- Relator(a)
- Ministra Daniela Teixeira
- Órgão julgador
- Terceira Turma
- Data do julgamento
- 16/03/2026
- Data de publicação
- 19/03/2026
STJ – Acórdão, Rel. Ministra Daniela Teixeira, Terceira Turma, j. 16/03/2026, p. 19/03/2026
DIREITO PROCESSUAL CIVIL. AGRAVO INTERNO. REQUISITOS PARA CONHECIMENTO DE RECURSO ESPECIAL. AUSÊNCIA DE PREQUESTIONAMENTO E COMPROVAÇÃO DE DIVERGÊNCIA JURISPRUDENCIAL. AGRAVO INTERNO NÃO PROVIDO. I. CASO EM EXAME 1. Agravo interno interposto contra decisão do Presidente do Superior Tribunal de Justiça que negou seguimento ao agravo em recurso especial. A parte agravante sustenta que o recurso preenche os requisitos necessários ao seu conhecimento e provimento. 2. A parte agravada, intimada nos termos do art. 1.021, § 2º, do Código de Processo Civil, alegou inexistência de requisitos ou elementos aptos a alterar o julgado impugnado. II. QUESTÃO EM DISCUSSÃO 3. Há duas questões em discussão: (i) saber se o recurso especial pode ser conhecido na ausência de prequestionamento explícito ou implícito dos dispositivos legais tidos por violados; e (ii) saber se a divergência jurisprudencial foi devidamente comprovada nos moldes dos arts. 1.029, § 1º, do CPC, e 255, § 1º, do Regimento Interno do Superior Tribunal de Justiça.
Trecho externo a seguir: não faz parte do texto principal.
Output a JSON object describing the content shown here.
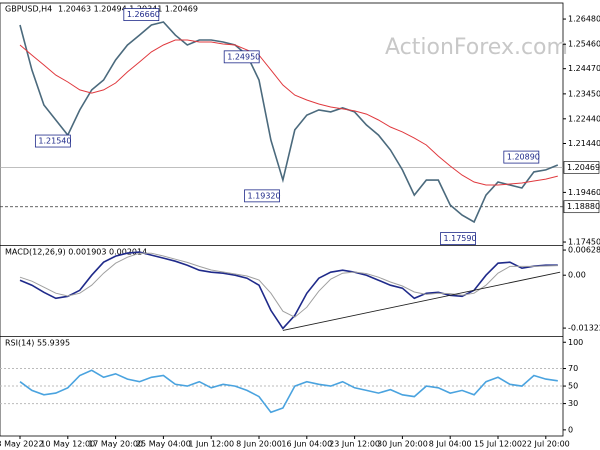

III. RAZÕES DE DECIDIR 4. O prequestionamento é requisito essencial para o conhecimento do recurso especial, sendo necessário que a matéria tenha sido efetivamente debatida e decidida pela instância de origem, conforme disposto na Súmula nº 282/STF. 5. A ausência de prequestionamento, mesmo de forma implícita, dos dispositivos apontados como violados no recurso especial impede seu conhecimento, conforme entendimento consolidado na jurisprudência do Superior Tribunal de Justiça. 6. A comprovação de divergência jurisprudencial exige a transcrição dos trechos dos acórdãos que configurem o dissídio, além da demonstração analítica das circunstâncias que identifiquem ou assemelhem os casos confrontados, o que não foi realizado pela parte agravante. 7. A jurisprudência do Superior Tribunal de Justiça estabelece que a Súmula nº 7 também se aplica aos recursos especiais interpostos pela alínea "c" do permissivo constitucional, quando o dissídio é apoiado em fatos e não na interpretação da lei. 8. No caso concreto, a parte agravante não demonstrou os requisitos necessários para o conhecimento do recurso especial, seja pela ausência de prequestionamento, seja pela insuficiência na comprovação da divergência jurisprudencial. IV. Dispositivo 9. Agravo interno não provido. (AgInt no AREsp n. 2.989.276/PR, relatora Ministra Daniela Teixeira, Terceira Turma, julgado em 16/3/2026, DJEN de 19/3/2026.)